There’s no winning for winning.
The county has somehow gotten crossways with the public. During the past five years, the voters have swatted down multiple measures referendums that would have allowed the county to do things like fix roads and improve public services.
They’ve also had to say “no” a lot because the county has been broke since 2008 and with the coronacession it’s going to be broke again.
A great example of Elías being Elías occurred last summer when he had to be brave enough to screw his friends. That is the true mark of political courage. Anyone can go to war with an enemy. Turning against allies when they lose track of the game's object is much, much harder.
Last year, he blocked the housing of migrants at the Pima County juvenile detention center during the asylum seeker crisis on the border. He was working at the behest of the activists who wanted to put them anywhere else but a jail and were pissed they weren’t included in discussions sooner.
Then it became apparent that those migrants, in the country legally pending asylum cases, had nowhere else to go. Elías had to commit to truly tempting the political fates and line up against the groups he had been repping.

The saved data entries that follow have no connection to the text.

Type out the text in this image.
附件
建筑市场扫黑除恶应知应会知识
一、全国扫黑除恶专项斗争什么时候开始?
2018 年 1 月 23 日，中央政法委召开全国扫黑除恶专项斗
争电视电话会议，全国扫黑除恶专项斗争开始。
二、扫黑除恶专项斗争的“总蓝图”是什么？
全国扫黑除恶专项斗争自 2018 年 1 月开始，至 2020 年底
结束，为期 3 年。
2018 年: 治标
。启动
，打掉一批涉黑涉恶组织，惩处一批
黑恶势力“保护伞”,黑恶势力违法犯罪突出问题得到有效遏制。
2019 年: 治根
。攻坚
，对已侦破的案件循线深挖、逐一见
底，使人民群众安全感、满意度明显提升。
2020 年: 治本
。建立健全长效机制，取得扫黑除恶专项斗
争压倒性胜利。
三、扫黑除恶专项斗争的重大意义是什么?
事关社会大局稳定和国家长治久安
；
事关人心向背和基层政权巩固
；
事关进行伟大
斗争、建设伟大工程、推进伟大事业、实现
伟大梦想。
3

It was house migrants in the detention center, or let them bust. He gave into reality to huddled masses a place to crash. During a key vote, he changed his "no" to an "aye."
"It doesn't need to stay the only option, but today it is," Elias said.
And so one activist left the supervisors meeting calling Elias “a motherfucker,” over his flip-flop.
“It’s OK,” Elias said. “I’ve been called worse – maybe yesterday.”
The shift wasn’t political. It was human. He wanted a better option and stood up for his friends. When it became obvious he couldn’t look out for the migrants and give his friends what they wanted, he changed his vote, instead standing up to his political friends.
I will point out that the activist who dropped the F-bomb on Elías didn’t offer to give up her home for the migrants and spend the night sleeping in front of a Walgreen’s. This is my problem with some arch activists – they are willing to make others the martyrs of purity.
Then again, I heard that the Methodists were pissed the Catholics got the money to provide services to migrants. Y’know, because that’s what’s important.
Elías on that day was the true progressive.
The last time ...
The last time I saw Richard Elías, he was officially honoring the staff of TucsonSentinel.com with a proclamation on this news outlet’s 10th anniversary.
We repaid the favor by setting about the board that day with hammers and tongs about improving their open records policy.
I figured at some point, he’d give me shit about it and I could explain that we were just celebrating the free press he was giving a shout-out. We were all on the same page.
That won’t happen now.
But Richard was one of the good ones. So attention to the hereafter, Richard is coming. View it with anticipation. A bunch of us will be sighing and more over his departure.